Game historian Shannon Appelcline noted that by the early 1980s, Howard Thompson "was already looking to produce more group-oriented products for TFT. In 1982 he signed an agreement with RPG publisher Gamelords to create a campaign world for TFT. Metagaming soon published Gamelords's first two campaign books, The Forest-Lords of Dihad (1982) and The Warrior-Lords of Darok (1982). However Thompson terminated this agreement before any further work was done and two later books that were originally intended for TFT were instead published by Gamelords as supplements for their own Thieves' Guild game system."

==Reception==
In Issue 20 of Abyss, Dave Nalle called this "a rather excellent role-playing material. It is of far higher quality and more mature in orientation than the standard TFT adventures from Metagaming. There are more opportunities for thought and role-playing and situations, and possibilities are not as mechanical as would be expected from the TFT tradition." Nalle did find one problem, noting that the burden fell to the gamemaster to fill in all the details of each adventure. Nalle concluded, "This is a great step forward for TFT, but it may not find the audience it deserves as it may be too unusual for FTF GMs."

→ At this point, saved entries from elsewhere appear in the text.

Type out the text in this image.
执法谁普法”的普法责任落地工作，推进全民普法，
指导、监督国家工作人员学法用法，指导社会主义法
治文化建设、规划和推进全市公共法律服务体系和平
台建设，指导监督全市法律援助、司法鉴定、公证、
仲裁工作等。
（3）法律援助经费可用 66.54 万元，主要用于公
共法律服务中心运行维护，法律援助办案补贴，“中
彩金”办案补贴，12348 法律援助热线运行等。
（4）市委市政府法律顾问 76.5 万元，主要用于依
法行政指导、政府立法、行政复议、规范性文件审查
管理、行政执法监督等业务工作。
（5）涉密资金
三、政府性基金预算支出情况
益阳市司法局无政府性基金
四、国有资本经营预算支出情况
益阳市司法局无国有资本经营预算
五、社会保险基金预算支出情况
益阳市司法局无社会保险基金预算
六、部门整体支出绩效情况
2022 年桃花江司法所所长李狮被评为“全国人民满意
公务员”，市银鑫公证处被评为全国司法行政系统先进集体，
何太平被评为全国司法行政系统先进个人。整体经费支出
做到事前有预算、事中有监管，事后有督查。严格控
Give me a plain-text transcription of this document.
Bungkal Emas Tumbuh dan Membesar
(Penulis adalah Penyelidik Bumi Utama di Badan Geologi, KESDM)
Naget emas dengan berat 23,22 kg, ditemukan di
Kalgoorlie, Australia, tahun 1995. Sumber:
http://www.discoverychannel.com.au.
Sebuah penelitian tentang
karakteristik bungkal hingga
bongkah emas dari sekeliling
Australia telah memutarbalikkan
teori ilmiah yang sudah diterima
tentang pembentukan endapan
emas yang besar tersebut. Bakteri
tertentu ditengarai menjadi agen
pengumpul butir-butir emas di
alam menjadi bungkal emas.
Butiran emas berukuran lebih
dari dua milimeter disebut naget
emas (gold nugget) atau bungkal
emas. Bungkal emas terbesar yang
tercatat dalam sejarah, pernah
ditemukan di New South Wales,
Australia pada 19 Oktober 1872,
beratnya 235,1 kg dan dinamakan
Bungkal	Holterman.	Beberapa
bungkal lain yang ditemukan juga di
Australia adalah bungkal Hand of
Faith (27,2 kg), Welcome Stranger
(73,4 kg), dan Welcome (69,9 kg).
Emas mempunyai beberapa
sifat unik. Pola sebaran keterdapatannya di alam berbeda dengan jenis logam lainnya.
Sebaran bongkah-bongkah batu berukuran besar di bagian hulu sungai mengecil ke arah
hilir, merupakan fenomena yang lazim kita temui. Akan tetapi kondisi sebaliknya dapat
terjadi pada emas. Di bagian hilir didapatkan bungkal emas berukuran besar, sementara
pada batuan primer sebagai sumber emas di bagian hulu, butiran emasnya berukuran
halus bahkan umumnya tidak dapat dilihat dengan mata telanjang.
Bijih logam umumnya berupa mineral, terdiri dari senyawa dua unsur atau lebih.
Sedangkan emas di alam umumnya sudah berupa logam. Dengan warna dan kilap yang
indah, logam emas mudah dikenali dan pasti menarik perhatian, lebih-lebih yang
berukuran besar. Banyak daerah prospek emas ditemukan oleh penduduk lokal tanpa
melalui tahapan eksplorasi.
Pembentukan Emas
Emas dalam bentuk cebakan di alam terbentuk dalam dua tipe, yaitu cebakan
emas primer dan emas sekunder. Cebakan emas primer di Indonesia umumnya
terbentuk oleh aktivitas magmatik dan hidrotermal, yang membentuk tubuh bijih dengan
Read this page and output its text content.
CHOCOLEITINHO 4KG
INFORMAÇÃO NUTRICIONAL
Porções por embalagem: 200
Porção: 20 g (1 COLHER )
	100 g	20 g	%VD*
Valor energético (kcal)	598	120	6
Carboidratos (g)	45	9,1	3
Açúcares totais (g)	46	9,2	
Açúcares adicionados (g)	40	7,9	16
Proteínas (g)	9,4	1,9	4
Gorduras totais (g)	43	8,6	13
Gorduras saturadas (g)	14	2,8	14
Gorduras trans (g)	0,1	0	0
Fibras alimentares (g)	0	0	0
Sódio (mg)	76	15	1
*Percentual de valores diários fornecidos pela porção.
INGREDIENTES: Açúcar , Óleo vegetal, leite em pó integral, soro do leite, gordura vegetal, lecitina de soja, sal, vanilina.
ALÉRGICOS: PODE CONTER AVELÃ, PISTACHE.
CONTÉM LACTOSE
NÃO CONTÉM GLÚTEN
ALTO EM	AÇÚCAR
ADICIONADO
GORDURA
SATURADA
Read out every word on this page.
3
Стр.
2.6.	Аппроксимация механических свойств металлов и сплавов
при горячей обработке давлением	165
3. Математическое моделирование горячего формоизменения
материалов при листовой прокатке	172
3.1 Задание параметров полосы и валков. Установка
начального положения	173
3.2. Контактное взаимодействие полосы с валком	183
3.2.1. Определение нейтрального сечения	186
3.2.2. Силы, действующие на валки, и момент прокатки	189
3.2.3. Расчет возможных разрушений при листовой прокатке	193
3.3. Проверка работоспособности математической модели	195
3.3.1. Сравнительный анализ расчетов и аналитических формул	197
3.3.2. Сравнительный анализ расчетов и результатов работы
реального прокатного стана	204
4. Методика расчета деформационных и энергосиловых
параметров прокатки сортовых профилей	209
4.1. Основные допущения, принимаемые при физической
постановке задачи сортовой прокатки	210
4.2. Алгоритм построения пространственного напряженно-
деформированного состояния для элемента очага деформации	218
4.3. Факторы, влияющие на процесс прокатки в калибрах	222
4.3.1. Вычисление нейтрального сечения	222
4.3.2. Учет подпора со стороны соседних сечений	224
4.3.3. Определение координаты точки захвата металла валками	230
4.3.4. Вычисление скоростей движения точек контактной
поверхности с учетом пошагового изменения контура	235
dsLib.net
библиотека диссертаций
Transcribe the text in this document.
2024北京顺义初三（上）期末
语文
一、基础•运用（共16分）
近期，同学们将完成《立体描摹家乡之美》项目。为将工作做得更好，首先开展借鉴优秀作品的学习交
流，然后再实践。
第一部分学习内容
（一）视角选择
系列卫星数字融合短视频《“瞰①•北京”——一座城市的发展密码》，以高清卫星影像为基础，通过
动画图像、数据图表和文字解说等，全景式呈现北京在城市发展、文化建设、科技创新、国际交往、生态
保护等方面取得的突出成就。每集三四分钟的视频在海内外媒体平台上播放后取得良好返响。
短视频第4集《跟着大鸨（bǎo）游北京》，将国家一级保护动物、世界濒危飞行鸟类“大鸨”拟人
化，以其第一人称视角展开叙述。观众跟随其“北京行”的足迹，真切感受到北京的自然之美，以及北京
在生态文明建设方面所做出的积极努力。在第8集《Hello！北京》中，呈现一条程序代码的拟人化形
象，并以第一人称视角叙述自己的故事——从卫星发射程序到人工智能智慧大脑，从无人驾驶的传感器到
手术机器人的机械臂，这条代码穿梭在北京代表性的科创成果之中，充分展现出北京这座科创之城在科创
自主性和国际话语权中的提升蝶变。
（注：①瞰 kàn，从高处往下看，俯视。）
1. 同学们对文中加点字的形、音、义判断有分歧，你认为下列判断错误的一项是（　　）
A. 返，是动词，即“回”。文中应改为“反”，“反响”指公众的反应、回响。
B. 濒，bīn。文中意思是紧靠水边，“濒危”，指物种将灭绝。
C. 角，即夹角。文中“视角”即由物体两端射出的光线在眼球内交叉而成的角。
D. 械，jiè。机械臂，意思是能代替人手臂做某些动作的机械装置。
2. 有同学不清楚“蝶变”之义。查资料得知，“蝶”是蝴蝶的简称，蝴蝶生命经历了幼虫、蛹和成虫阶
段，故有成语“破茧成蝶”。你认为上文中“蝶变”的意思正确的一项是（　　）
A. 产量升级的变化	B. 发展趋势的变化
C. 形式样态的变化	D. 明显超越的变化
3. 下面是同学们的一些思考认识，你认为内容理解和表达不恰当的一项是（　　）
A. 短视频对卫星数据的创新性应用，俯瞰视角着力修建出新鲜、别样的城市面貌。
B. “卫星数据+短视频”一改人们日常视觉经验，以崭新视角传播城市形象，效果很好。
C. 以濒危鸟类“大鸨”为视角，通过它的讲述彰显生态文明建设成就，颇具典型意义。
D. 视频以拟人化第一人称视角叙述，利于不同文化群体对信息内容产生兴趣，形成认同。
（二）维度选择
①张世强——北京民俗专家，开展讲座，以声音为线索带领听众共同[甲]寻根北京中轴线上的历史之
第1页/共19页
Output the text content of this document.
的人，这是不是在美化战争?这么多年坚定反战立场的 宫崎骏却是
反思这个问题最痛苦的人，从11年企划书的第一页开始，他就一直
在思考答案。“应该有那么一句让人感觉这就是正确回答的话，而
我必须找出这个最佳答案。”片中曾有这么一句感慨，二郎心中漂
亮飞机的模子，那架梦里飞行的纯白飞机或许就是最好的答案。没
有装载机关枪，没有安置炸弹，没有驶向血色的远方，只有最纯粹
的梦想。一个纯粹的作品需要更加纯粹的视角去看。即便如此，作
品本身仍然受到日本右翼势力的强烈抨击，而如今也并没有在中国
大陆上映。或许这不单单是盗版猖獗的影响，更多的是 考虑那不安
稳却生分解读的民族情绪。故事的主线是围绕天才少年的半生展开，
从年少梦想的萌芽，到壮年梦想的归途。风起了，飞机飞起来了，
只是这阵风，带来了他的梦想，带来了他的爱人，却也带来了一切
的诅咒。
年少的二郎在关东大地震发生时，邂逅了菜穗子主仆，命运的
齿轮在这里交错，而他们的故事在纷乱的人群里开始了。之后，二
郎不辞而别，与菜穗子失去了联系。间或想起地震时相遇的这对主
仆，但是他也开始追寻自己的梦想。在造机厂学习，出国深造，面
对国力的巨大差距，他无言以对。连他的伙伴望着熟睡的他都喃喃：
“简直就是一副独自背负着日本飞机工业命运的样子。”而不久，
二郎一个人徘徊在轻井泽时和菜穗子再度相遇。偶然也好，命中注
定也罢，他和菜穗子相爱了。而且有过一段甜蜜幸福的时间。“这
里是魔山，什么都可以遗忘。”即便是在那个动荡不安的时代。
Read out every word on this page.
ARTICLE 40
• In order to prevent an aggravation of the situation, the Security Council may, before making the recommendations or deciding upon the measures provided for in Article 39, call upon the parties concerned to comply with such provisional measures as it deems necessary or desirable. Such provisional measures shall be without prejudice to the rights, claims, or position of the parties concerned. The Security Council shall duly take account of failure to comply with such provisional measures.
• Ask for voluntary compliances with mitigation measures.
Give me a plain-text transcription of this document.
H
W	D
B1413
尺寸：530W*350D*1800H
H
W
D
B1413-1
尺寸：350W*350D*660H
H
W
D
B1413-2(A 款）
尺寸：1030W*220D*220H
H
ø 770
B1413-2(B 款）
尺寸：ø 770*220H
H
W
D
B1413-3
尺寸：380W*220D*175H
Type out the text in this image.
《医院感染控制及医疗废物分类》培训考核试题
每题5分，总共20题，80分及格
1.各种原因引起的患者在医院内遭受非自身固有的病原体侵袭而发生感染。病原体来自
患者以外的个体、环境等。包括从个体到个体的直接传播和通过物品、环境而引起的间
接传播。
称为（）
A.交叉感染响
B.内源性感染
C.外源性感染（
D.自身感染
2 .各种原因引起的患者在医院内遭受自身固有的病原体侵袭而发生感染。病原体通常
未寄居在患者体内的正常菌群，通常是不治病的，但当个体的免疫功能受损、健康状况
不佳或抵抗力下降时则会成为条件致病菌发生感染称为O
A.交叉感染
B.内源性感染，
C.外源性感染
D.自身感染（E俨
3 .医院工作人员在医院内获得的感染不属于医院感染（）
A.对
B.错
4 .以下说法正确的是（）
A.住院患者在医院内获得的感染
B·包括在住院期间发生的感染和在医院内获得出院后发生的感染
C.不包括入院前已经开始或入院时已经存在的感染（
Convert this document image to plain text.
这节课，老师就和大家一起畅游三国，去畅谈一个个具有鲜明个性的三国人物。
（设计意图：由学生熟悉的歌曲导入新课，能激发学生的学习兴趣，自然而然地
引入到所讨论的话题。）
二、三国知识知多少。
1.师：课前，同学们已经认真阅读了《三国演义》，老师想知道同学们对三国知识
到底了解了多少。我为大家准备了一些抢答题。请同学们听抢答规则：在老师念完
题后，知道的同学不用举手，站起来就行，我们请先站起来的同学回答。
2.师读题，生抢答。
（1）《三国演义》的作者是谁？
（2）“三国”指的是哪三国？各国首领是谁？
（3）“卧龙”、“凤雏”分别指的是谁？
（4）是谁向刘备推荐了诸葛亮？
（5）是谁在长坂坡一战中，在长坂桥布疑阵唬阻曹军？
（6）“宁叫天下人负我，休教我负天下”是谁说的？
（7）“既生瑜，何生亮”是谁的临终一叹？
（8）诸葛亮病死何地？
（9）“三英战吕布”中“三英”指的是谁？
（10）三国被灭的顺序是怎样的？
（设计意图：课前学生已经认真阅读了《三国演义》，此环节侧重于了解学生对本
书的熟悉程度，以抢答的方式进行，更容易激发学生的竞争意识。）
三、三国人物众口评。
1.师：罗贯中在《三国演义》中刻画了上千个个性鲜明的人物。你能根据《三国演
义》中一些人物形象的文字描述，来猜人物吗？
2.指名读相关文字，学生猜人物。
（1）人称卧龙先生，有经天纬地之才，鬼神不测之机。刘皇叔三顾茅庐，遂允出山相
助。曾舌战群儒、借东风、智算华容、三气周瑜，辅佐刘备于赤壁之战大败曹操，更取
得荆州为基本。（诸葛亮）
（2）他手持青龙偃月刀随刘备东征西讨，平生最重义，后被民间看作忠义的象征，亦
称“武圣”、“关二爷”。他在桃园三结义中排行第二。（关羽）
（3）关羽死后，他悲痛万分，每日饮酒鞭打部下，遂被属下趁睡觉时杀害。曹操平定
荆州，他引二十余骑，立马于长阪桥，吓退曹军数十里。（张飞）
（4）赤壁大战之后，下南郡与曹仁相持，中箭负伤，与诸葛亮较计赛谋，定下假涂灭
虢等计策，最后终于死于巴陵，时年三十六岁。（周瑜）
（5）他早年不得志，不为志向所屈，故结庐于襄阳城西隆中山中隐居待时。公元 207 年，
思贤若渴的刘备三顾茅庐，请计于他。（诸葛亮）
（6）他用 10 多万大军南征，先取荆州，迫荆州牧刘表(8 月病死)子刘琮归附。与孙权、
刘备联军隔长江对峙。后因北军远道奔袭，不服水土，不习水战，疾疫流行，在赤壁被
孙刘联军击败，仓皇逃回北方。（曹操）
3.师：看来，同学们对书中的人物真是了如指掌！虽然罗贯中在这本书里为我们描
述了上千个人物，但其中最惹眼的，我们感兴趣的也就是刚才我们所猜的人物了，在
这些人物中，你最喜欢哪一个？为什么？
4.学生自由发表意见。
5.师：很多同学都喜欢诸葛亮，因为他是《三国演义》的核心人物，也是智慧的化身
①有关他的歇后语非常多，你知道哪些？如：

Anders Swenson reviewed The Warrior-Lords of Darok and The Forest-Lords of Dihad for Different Worlds magazine and stated that "these are two solid products which should find their way into the libraries of most TFT gamemasters, and many others who collect well-done scenarios."

Steve Woodcock reviewed The Forest-Lords of Dihad for Fantasy Gamer magazine and stated that "Forest Lords of Dihad is a great background for a TFT campaign. Highly recommended for all TFT FMs (if you can still find it)."